Silent Death-Alzheimer’s Disease story-1988
I first met Paul after his wife Mary introduced us. Mary worked at the gift shop of a local hospital. She was 79, Paul was 80. Paul suffered from Alzheimer’s Disease and Mary didn’t think he would receive quality treatment in a nursing home. She loved him too much and decided that she would take care of him until his death. Paul was totally dependent on Mary. He couldn’t speak, couldn’t walk and couldn’t take care of himself independently. She was his lifeline.
Mary had to move Paul using a hoist. It was a time-consuming process. If she needed to get Paul to bed, exercise, or the bathroom, the hoist was used. Otherwise, Paul could sit in his wheelchair.
Without a doubt this is my favorite picture of the story. This is easily my favorite photo that I’ve ever taken. To me this photo sums up the monstrous grip that Alzheimer’s Disease has on its victim. More than that, this photo screams undying love.
Paul and Mary had met when they worked for the State Street Marshall Fields in the 1930s (I think). Paul worked security at Fields and would always make sure to visit the candy maker’s floor and scoop up handfuls of the tasty candy. My wife worked for Fields, in their Rockford store, so I thought a box of Frangos would be a nice gift to thank them for allowing me to spend so much time with them. I think I had been coming to their house for about three to four months at the time I took this picture. On this day, I gave them a pound box of the candy that my wife picked up for me. Mary wanted to give him some of the candy right away (I honestly never thought they’d have the candy while I was there). So she chopped up a bunch of the mints because he couldn’t eat the big pieces. What happened next forced me to choke back tears and would, ironically, come back to haunt me later in life. Paul tasted the mints and immediately, began to weep. Paul had a moment when he remembered. It had to be that. But those memories were trapped inside of him. He continued to cry. That was the only form of communication he could express.
I still remember Mary saying “He knows.” It’s that fresh in my mind today; it was that powerful. So she leans over and whispers into his ear, “Paul, I love you more than anything.” It was such a beautifully-tragic moment. It resonates in my soul to this very day.
This photo became my closing picture to the story, in a sense. I much preferred this photo as a closer than the one that I used in the published story. I shot this photo very early in the project which I ended up working on for about eight months. I was nearing the end of shooting and we had been working on designing the section, which I believe was a four-page special section. The writer Karen Warnke (Thibodeau) was brought into the process kind of late because the original writer got a new job and bailed on the story. We were pushing hard to get the story published shortly after Christmas (I think).

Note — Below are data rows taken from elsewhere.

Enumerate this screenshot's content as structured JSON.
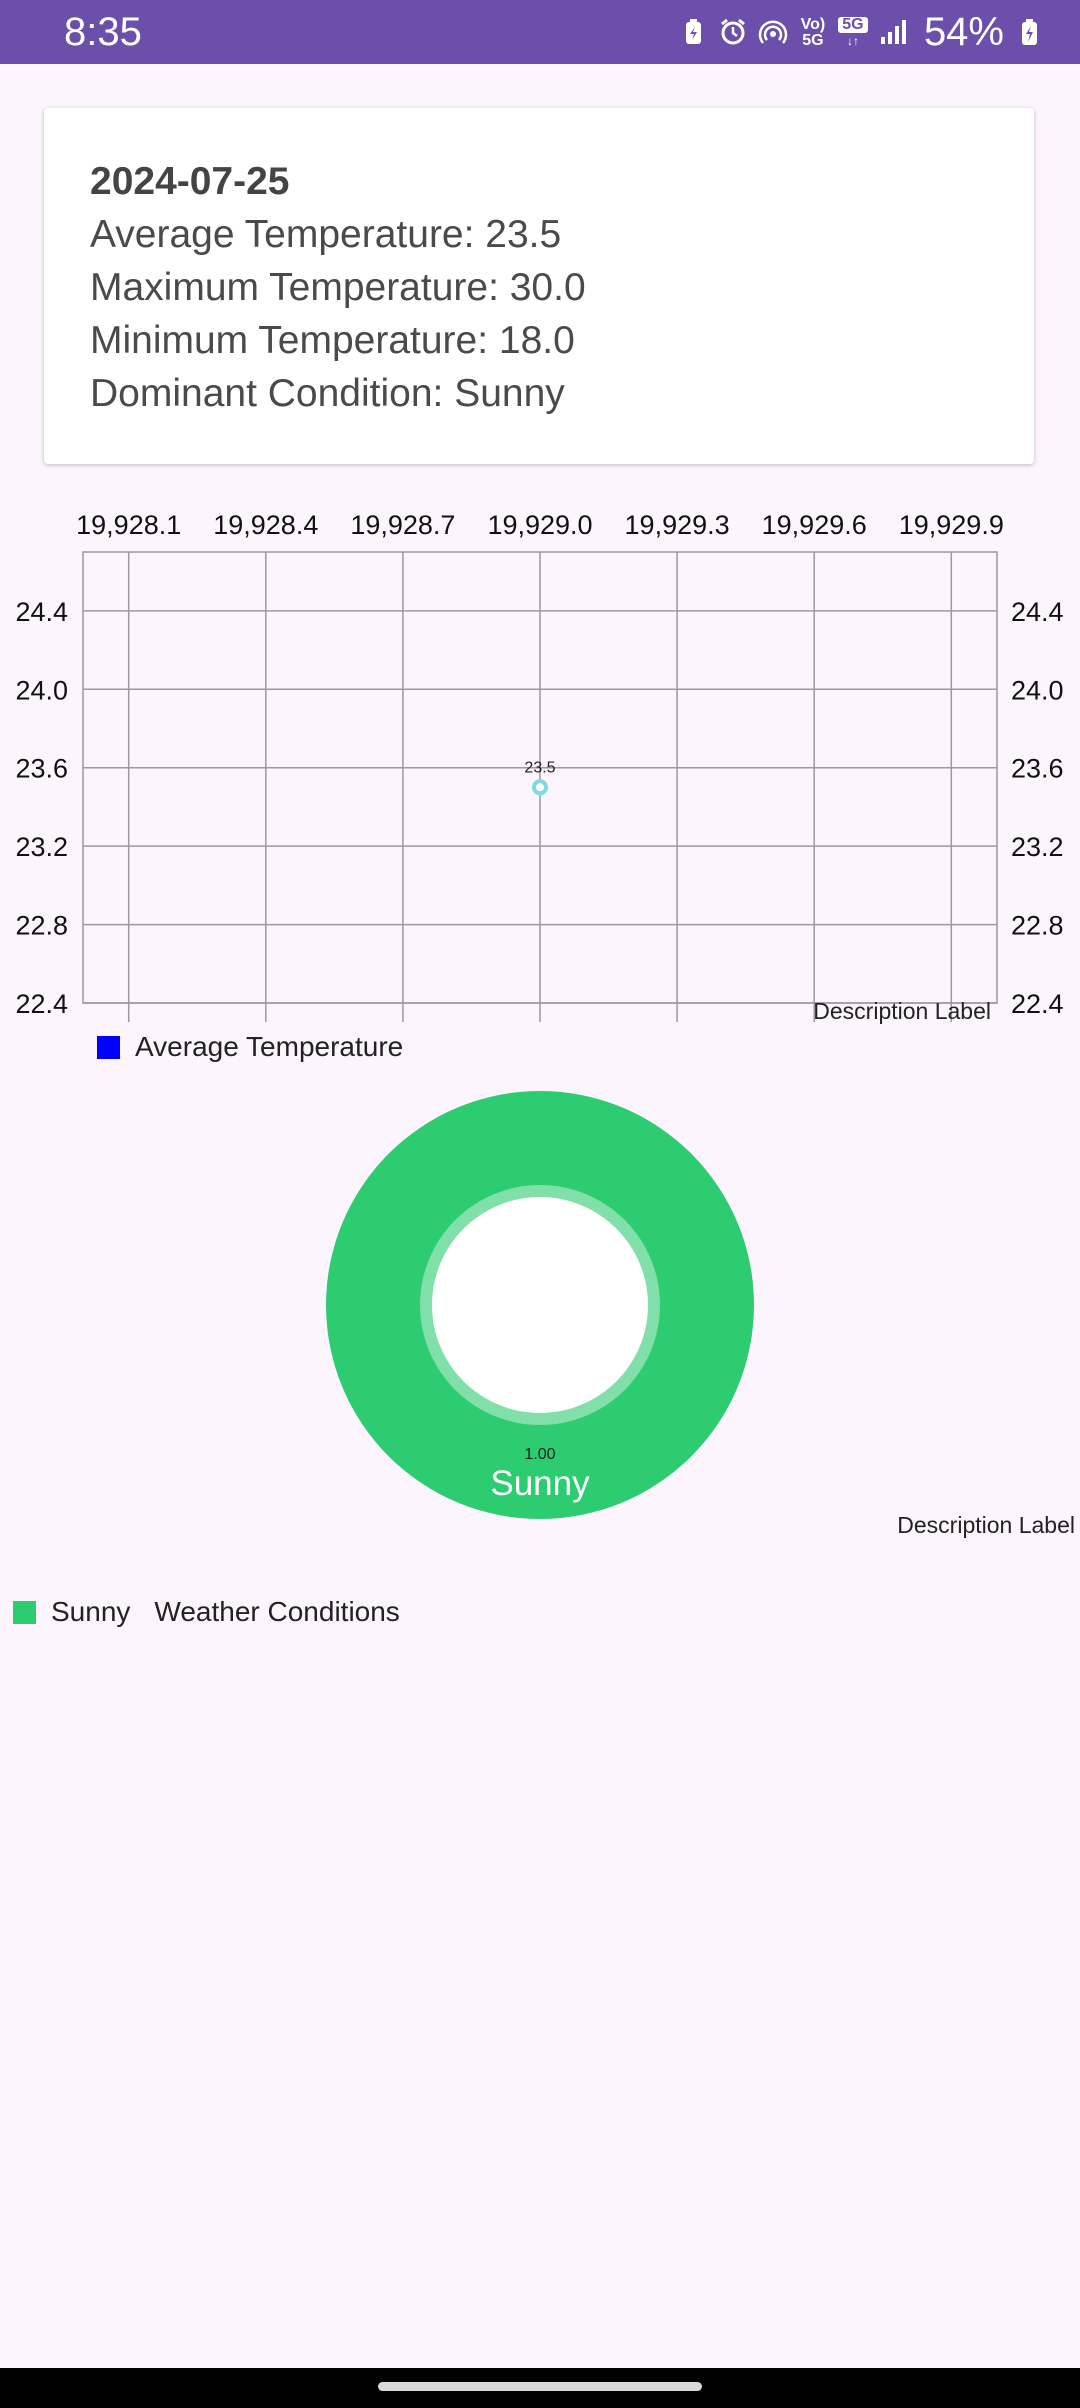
{
  "status_bar": {
    "time": "8:35",
    "battery": "54%",
    "network_top": "Vo)",
    "network_bottom": "5G",
    "badge_5g": "5G",
    "icons": [
      "battery-saver-icon",
      "alarm-icon",
      "hotspot-icon",
      "volte-icon",
      "5g-icon",
      "signal-icon",
      "battery-charging-icon"
    ]
  },
  "summary": {
    "date": "2024-07-25",
    "average": "Average Temperature: 23.5",
    "maximum": "Maximum Temperature: 30.0",
    "minimum": "Minimum Temperature: 18.0",
    "condition": "Dominant Condition: Sunny"
  },
  "chart_data": [
    {
      "type": "line",
      "title": "",
      "x_tick_labels": [
        "19,928.1",
        "19,928.4",
        "19,928.7",
        "19,929.0",
        "19,929.3",
        "19,929.6",
        "19,929.9"
      ],
      "x_ticks": [
        19928.1,
        19928.4,
        19928.7,
        19929.0,
        19929.3,
        19929.6,
        19929.9
      ],
      "y_tick_labels": [
        "24.4",
        "24.0",
        "23.6",
        "23.2",
        "22.8",
        "22.4"
      ],
      "y_ticks": [
        24.4,
        24.0,
        23.6,
        23.2,
        22.8,
        22.4
      ],
      "xlim": [
        19928.0,
        19930.0
      ],
      "ylim": [
        22.4,
        24.7
      ],
      "series": [
        {
          "name": "Average Temperature",
          "x": [
            19929.0
          ],
          "values": [
            23.5
          ],
          "point_labels": [
            "23.5"
          ],
          "color": "#7dd8e8",
          "legend_color": "#0000ff"
        }
      ],
      "legend": "bottom-left",
      "description": "Description Label",
      "grid": true
    },
    {
      "type": "pie",
      "title": "Weather Conditions",
      "categories": [
        "Sunny"
      ],
      "values": [
        1.0
      ],
      "value_labels": [
        "1.00"
      ],
      "colors": [
        "#2ecc71"
      ],
      "hole": true,
      "legend": "bottom-left",
      "description": "Description Label"
    }
  ]
}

On New Year’s Day, I received a phone call from Mary and Paul’s son, Peter. I was the first non-family member they had called. Paul died on New Year’s Day; Paul and Mary’s wedding anniversary. Mary had told me that they had their usual ritual. She would exercise his limbs, and get him ready for bed. Since it was New Year’s Eve, they stayed up a little later. At midnight, Mary said she knelt down, kissed Paul and wished him a happy anniversary. He died in his sleep.
I really struggled with how to handle this as a friend and journalist. The story had to be changed. I ended up shooting a photo of Mary taking an evening walk, alone and that became the closer for the story. I think the photo of them sitting in front of the window is more fitting. I did go to the funeral, but did so as a friend, not a photographer. I question that decision, but as a person, I did what I would want to happen if the situation was reversed.
Here’s the cruel irony that I was referring to earlier about Paul and the Frangos. My grandfather was diagnosed with dementia, though I’m pretty sure it was Alzheimer’s. There were way too many parallels. Either way, my grandfather was trapped. He was Paul. My grandmother put him in a nursing home, one she used to work at. I remember the first time that grandpa met my first-born, Zach. “Z ” was just a few months old and we wanted grandpa to see his great-grandson. When he held Zach for the first time, he began to weep, uncontrollably. I could barely keep it together. Watching my grandfather helpless and trapped was more than I could handle. It was way too much like Paul and the Frangos. It was the last time I saw him alive. I couldn’t bring myself to visit him again after that. I wasn’t strong enough. The dementia/alzheimer’s ended up taking his life. I honestly don’t remember how long it was when I last saw him to when he died. I miss him terribly.
I’ll continue to share more of my work as the weeks progress. If I can figure out how to scan negatives without a negative scanner, I’ll have a lot more work to share. Otherwise, it’s what I have prints of. I never saved any of my digital work. I think I knew my time was up in the photojournalism world when the digital conversion began. A part of me will always be a photojournalist, but I’m a teacher now. This is just part of that journey that has helped me find true peace and happiness.
Guess what? Tomorrow-new music Tuesday! Until then……Peace!